GCSAA supports water conservation and the utilization of irrigation/water use best management practices (BMPs). GCSAA supports golf facilities utilizing irrigation system audits as a means to increase the effectiveness of the irrigation system and conserve water. GCSAA supports active collaboration with state and local officials to enact appropriate drought restrictions. GCSAA supports the creation and use of written drought management plans by golf facilities that are subject to drought cycles.
Regulatory agencies and golf courses should work together to develop conservation plans and BMPs. Regulations need to be based on sound science**. Regulatory agencies need to look at golf courses as small businesses and important members of the community.
Properly maintained turfgrass provides many community benefits including: critical "greenspaces"; habitat for birds and other wildlife; recreational opportunities; temperature buffer; capture of run-off pollutants in stormwater; and carbon sequestration and oxygen production. In addition, many entities both public and private rely on healthy turfgrass as a key component in maintaining financial revenues.
Golf facilities should continue to take advantage of technology as part of the irrigation decision-making process to conserve water. The utilization of data from soil sensors for irrigation scheduling decisions is likely to increase in the future as the equipment becomes more reliable and affordable. GCSAA supports the development and promotion of environmentally responsible economic and regulatory incentives for water conservation: installation of efficient irrigation products and systems; retrofits of existing irrigation systems with water-efficient technologies; and design and maintenance practices that foster and support efficient irrigation.

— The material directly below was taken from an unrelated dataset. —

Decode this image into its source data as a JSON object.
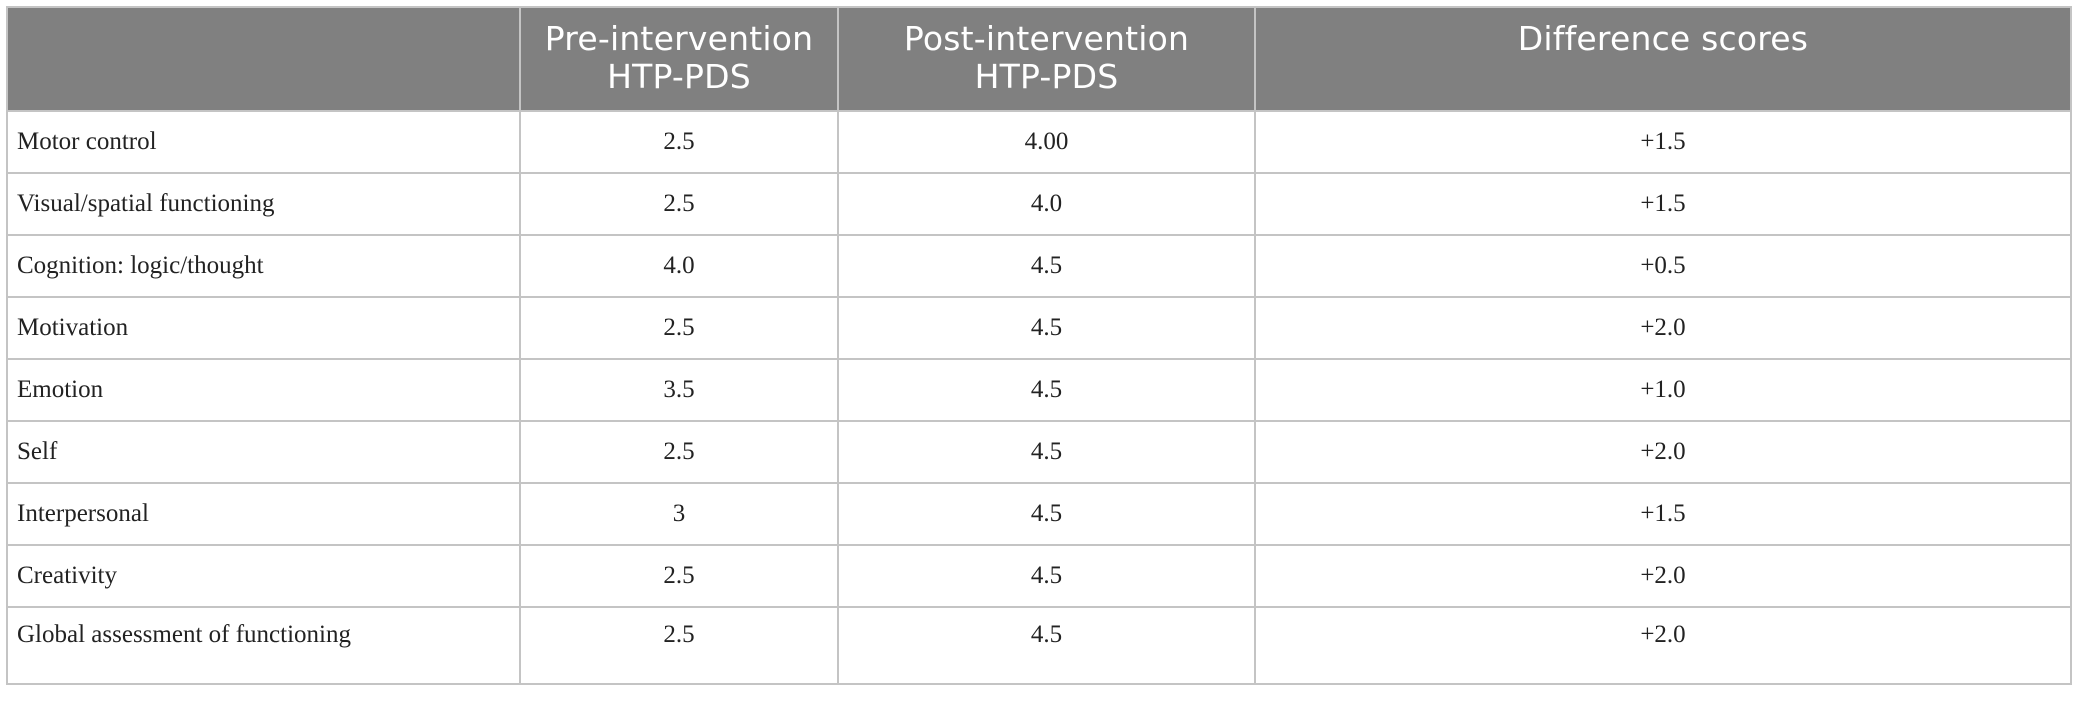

There are proactive steps GCSAA and the industry can take to help ensure golf’s access to water in the future including: 1) establishing a strong relationship with the Department of Interior and Bureau of Reclamation; 2) developing national outreach on the importance of working directly with local/regional state water agencies; 3) identifying potential opportunities for grant money at the Federal level for infrastructure upgrades; 4) a targeted focus on turfgrass breeding projects; 5) working with golf allied associations on golfer outreach to educate them about future water cuts at golf facilities; and 6) investigating state level funds to support advocacy efforts (i.e., formation of tax commissions).